4) setiap orang tidak boleh diganggu yang merupakan hak yang berkaitan dengan kehidupan pribadi di dalam tempat kediamannya.
5) setiap orang berhak atas kemerdekaan dan rahasia dalam hubungan komunikasi melalui sarana elektronik tidak boleh diganggu, kecuali atas perintah hakim atau kekuasaan lain yang sah sesuai dengan undang-undang.
6) setiap orang berhak untuk bebas dari penyiksaan, penghukuman, atau perlakuan yang kejam, tidak manusiawi, penghilangan paksa, dan penghilangan nyawa.
7) setiap orang tidak boleh ditangkap, ditekan, disiksa, dikucilkan, diasingkan, atau dibuang secara sewenang-wenang.
8) setiap orang berhak hidup dalam tatanan masyarakat dan kenegaraan yang damai, aman, dan tenteram, yang menghormati, melindungi dan melaksanakan sepenuhnya hak asasi manusia dan kewajiban dasar manusia sebagaimana diatur dalam undang-undang.
Berdasarkan pengertian dan ruang lingkup hak asasi manusia tersebut, dapat dipahami bahwa di negara Republik Indonesia yang berdasar atas hukum, amat menghormati dan menjunjung tinggi hak asasi manusia. Di dalam Tap MPR No. IV/MPR/1999, Garis-garis Besar Haluan Negara (GBHN) tahun 1999-2004 halaman enam belas, diungkapkan bahwa peningkatan pemahaman dan penyadaran, serta peningkatan perlindungan, penghormatan, dan penegakan hak asasi manusia dalam seluruh aspek kehidupan, dan penyelesaian berbagai proses peradilan terhadap pelanggaran hukum dan hak asasi manusia yang belum ditangani secara tuntas.
Salah satu hak yang diatur UU No. 39 Tahun 1999 Tentang Hak Asasi Manusia adalah mengenai hak bebas atas perlakuan yang bersifat diskriminatif.

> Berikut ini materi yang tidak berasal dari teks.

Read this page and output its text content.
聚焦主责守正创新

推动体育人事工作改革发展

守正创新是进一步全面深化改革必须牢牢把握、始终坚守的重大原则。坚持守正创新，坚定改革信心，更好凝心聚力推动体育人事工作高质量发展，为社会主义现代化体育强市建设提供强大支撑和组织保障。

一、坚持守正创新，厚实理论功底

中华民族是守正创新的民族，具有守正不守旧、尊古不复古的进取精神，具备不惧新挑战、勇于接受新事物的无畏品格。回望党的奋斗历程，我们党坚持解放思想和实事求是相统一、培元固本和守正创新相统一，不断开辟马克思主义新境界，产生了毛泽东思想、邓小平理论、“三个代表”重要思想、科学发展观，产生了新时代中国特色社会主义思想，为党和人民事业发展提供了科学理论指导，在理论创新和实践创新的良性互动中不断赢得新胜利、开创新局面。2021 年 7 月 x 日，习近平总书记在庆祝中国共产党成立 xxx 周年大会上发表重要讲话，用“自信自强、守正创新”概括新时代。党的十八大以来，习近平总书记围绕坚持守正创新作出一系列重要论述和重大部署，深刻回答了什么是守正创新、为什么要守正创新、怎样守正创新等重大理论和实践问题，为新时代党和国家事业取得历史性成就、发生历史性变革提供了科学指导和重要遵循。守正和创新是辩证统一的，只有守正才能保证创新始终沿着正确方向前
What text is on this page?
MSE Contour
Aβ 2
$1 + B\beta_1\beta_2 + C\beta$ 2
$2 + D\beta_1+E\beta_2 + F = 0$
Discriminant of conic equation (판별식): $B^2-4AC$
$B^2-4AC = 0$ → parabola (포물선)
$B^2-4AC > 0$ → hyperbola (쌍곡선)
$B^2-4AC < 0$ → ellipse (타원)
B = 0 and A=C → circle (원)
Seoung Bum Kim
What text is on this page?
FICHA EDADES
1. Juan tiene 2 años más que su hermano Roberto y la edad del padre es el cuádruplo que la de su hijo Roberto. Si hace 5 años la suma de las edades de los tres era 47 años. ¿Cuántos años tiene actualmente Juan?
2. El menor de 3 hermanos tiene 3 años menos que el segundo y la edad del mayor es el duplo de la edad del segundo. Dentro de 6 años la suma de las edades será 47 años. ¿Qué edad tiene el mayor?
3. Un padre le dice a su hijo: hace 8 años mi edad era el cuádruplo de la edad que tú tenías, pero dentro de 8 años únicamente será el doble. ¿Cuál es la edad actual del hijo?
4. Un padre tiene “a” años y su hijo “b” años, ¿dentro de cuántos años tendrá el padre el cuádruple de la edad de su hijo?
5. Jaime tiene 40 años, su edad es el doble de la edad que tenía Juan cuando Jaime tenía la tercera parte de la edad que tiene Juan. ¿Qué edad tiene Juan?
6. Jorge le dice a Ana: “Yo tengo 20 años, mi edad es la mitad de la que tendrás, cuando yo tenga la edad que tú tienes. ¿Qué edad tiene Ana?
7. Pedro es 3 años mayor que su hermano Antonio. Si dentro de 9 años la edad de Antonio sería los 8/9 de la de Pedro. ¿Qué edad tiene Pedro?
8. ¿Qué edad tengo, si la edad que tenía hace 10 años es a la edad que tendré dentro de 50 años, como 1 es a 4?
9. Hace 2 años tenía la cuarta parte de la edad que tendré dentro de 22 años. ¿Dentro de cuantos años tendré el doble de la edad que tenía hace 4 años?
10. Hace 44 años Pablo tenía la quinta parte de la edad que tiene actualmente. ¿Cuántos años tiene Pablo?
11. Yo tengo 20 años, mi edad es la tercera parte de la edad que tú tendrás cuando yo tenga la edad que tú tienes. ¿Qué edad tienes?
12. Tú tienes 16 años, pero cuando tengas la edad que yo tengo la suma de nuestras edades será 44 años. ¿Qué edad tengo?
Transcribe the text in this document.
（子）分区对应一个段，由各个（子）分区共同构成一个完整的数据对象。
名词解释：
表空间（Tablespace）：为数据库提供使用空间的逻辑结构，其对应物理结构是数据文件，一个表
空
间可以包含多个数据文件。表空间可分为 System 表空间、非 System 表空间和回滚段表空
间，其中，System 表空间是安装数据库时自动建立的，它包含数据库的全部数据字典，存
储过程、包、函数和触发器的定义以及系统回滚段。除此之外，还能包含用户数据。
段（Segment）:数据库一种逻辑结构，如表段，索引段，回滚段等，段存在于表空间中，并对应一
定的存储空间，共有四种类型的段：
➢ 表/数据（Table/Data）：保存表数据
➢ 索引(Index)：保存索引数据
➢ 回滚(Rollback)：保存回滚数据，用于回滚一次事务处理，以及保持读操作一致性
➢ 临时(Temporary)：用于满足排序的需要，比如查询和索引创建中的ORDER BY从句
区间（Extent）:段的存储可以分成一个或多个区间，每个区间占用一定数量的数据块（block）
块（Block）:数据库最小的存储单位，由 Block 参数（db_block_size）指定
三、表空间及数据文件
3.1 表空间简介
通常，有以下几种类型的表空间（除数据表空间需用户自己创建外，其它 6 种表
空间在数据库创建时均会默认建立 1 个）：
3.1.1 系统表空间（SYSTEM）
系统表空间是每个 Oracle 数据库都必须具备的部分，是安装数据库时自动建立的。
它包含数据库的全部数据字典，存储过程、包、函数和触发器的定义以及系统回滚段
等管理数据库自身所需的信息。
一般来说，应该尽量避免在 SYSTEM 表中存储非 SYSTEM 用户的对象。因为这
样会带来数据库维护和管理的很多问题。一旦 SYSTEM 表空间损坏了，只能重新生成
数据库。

Dalam Pasal 3 ayat (1) disebutkan bahwa diskriminasi adalah setiap pembatasan, pelecehan, atau pengucilan yang langsung ataupun tak langsung didasarkan pada pembedaan manusia atas dasar agama, suku, ras, etnik, kelompok, golongan, status sosial, status ekonomi, jenis kelamin, bahasa, keyakinan politik, yang berakibat pengurangan, penyimpangan, atau penghapusan pengakuan, pelaksanaan, atau penggunaan hak asasi manusia dan kebebasan dasar dalam kehidupan baik individual maupun kolektif dalam bidang politik, ekonomi, hukum, sosial, budaya dan aspek kehidupan lainnya. Hak Asasi Manusia (HAM), yang dalam bahasa Indonesia diartikan sebagai hak-hak mendasar pada diri manusia, harus menjadi akar dari negara, menghormati perbedaan, menerima keanekaragaman, menerima hubungan, serta menghargai hubungan gender. Kondisi yang diperlukan adalah negara harus konsisten terhadap konstitusi, hak-hak dasar, persamaan lelaki dan perempuan, persamaan antara muslim dan non-muslim.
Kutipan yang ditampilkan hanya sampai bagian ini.